Im Herbst 1937 stürzt die letzte Erbin der

Bergbaudynastie Lienhart in das verfallene Gut

von St. Wolfgang, nachdem der Staat das

Familienvermögen als „unproduktiv“ enteignet hat.

Sie ist nicht hier, um zu klagen – sie ist hier,

um zu bauen. Mit den letzten Silbern der

Hinterlassenschaft kauft sie bei einem

verbotenen Uhrmacher in Salzburg die sechs

verbleibenden Zylinder aus dem verschollenen

„WienModell“ von 1919, jene seltsamen Uhren, die

angeblich Zeit nicht messen, sondern verschieben.

Der Staat hat sie verboten, nachdem ein

Bergarbeiter in Tirol 1923 durch eine Maschine

verschwand – und sein Leichnam zwei Tage später

in einem anderen Dorf lag, ohne Verletzungen,

mit einem Brief in der Tasche, den er nie

geschrieben hatte.

Sie montiert die Zylinder in der ehemaligen

Kapelle, verbindet sie mit den alten Glocken der

Kirche, die seit 1920 nicht mehr geläutet wurden

– denn nach dem Gesetz von 1927 ist jede

Manipulation der Zeit ein Verbrechen gegen die

Republik, ein Angriff auf den „Heiligen Fluss

der Erinnerung“. Die Maschine braucht ein Opfer:

nicht Blut, sondern ein vollständiges Gedächtnis.

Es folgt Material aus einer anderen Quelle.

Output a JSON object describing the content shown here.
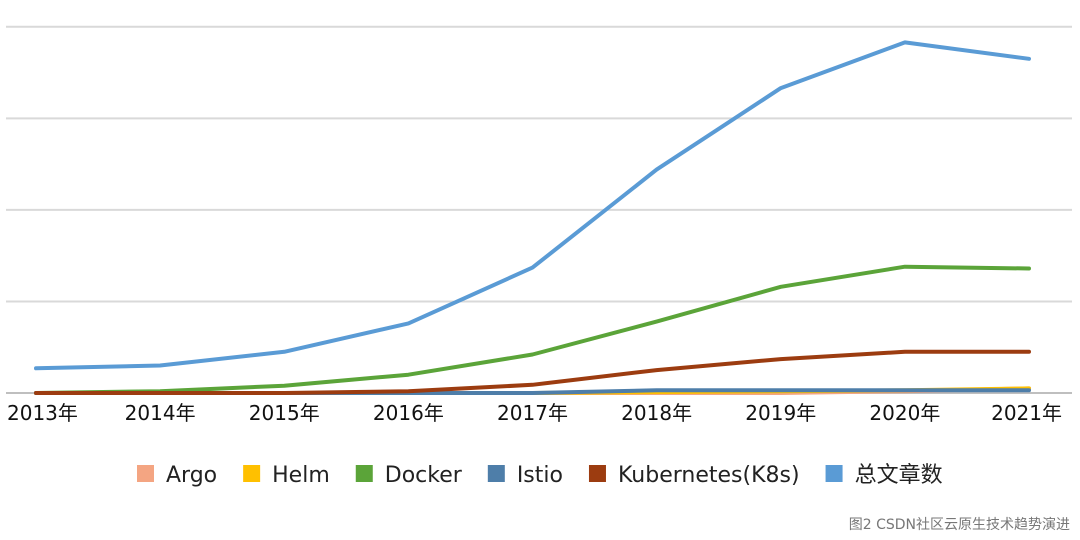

Sie opfert die Erinnerung an ihre Mutter, die im

Jahr 1923 bei einem Lawinenunglück starb – und

die letzte, die mit ihr sprach, bevor die Stille

kam.

Am Tag der Wintersonnenwende aktiviert sie die

Maschine. Die Glocken schlagen nicht – sie

zerspringen in Tönen, die kein Ohr je gehört hat.

Der Schnee vor dem Gut schmilzt nicht – er kehrt

zurück. Die Bäume werden jünger. Die Holzfenster

des Dorfes zeigen 1923: Frauen in Schürzen,

Männer mit roten Armbinden, ein Kind, das

Liedchen singt, das ihre Mutter immer sang. Die

Maschine hat nicht nur die Zeit verschoben – sie

hat das Dorf in eine Realität zurückgezogen, die

der Staat aus den Akten gelöscht hat: die letzte

Phase der Umbruchzeit, bevor die ersten

Nationalsozialisten in Oberösterreich

aufmarschierten.

Ein Soldat der Republik stürmt das Gut, doch er

bleibt stehen. Er erkennt seine eigene

Großmutter, die auf der Veranda steht – lebendig,

jung, mit dem Schal, den er nur aus Fotos kennt.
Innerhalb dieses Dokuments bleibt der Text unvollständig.